The Power of Connecting: Your Sales Process

by Meridith Powell

When it comes to sales, these days, the relationship you have between you and your customer is everything. We are living in a world where sales success is less about what you sell and more about how you sell it.

Think about it; whether you like it or not, there is nothing you offer in the marketplace that your competitors don’t provide, couldn’t offer, or won’t deliver. It’s not your products or services that are differentiating you in the marketplace; it’s the relationships you make, the ones you build with your customers.

Why Building Relationships Is The Most Important Part of the Sales Process

Are you connecting with your customers during your sales process? Are you listening? Are you matching your body language with theirs? Are you going at their pace? Are you really engaging with them?
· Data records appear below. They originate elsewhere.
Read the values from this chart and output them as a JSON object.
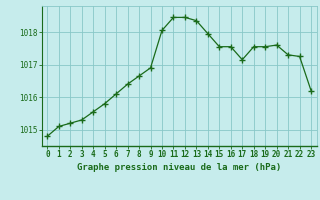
{
  "x": [
    0,
    1,
    2,
    3,
    4,
    5,
    6,
    7,
    8,
    9,
    10,
    11,
    12,
    13,
    14,
    15,
    16,
    17,
    18,
    19,
    20,
    21,
    22,
    23
  ],
  "y": [
    1014.8,
    1015.1,
    1015.2,
    1015.3,
    1015.55,
    1015.8,
    1016.1,
    1016.4,
    1016.65,
    1016.9,
    1018.05,
    1018.45,
    1018.45,
    1018.35,
    1017.95,
    1017.55,
    1017.55,
    1017.15,
    1017.55,
    1017.55,
    1017.6,
    1017.3,
    1017.25,
    1016.2
  ],
  "line_color": "#1a6b1a",
  "marker": "+",
  "marker_size": 4,
  "bg_color": "#c6ecec",
  "grid_color": "#88c8c8",
  "xlabel": "Graphe pression niveau de la mer (hPa)",
  "xlabel_color": "#1a6b1a",
  "tick_color": "#1a6b1a",
  "yticks": [
    1015,
    1016,
    1017,
    1018
  ],
  "ylim": [
    1014.5,
    1018.8
  ],
  "xlim": [
    -0.5,
    23.5
  ],
  "xtick_labels": [
    "0",
    "1",
    "2",
    "3",
    "4",
    "5",
    "6",
    "7",
    "8",
    "9",
    "10",
    "11",
    "12",
    "13",
    "14",
    "15",
    "16",
    "17",
    "18",
    "19",
    "20",
    "21",
    "22",
    "23"
  ]
}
But as sales professionals, we have to understand that sales and discovery are not the same things and that you have to build the connection before you start the discovery phase. Relationships are the way we differentiate ourselves in the marketplace, and it is how they build trust with us. And trust is what our customers use to determine if this is a long-term relationship or a one-time transaction.

So how do we build better connections with our customers?

3 Strategies To Better Connect With Customers

Understand:

That you connect with so much more than the words you speak. You communicate with your body language, your tone, and the way you move. And your customers use all of those to determine if they connect with you if they trust you.

Pace:

One of the most significant ways we communicate and connect is how we move. If your customers are outgoing, upbeat, always on the go, then your customers are FAST-paced. If your customers like to think before they speak, and they like time to process, then your customers are a little SLOWER-paced. And if you want to connect with customers, you need to match your pace to their pace. Because when we move as our customers move, they feel more connected to us.

Priority:

We also connect with our customers by showing that we understand what is most important to them. Connecting with customers is not a one size fits all, and we have to make sure we are listening to how our customers want to guide the conversation, what is their priority. Do they want to spend time getting to know you, and you get to know them. Or they may be more task-focused, and they want to stay on the topic at hand. When you pay attention to your customer’s priority, then they feel heard. If they feel listened to, they feel cared about, and if they feel cared about, they trust you.

Sales success today comes down to your ability to build relationships. The better you understand what it takes to connect and communicate with your customers, the more doors you’ll open, the more sales you’ll close.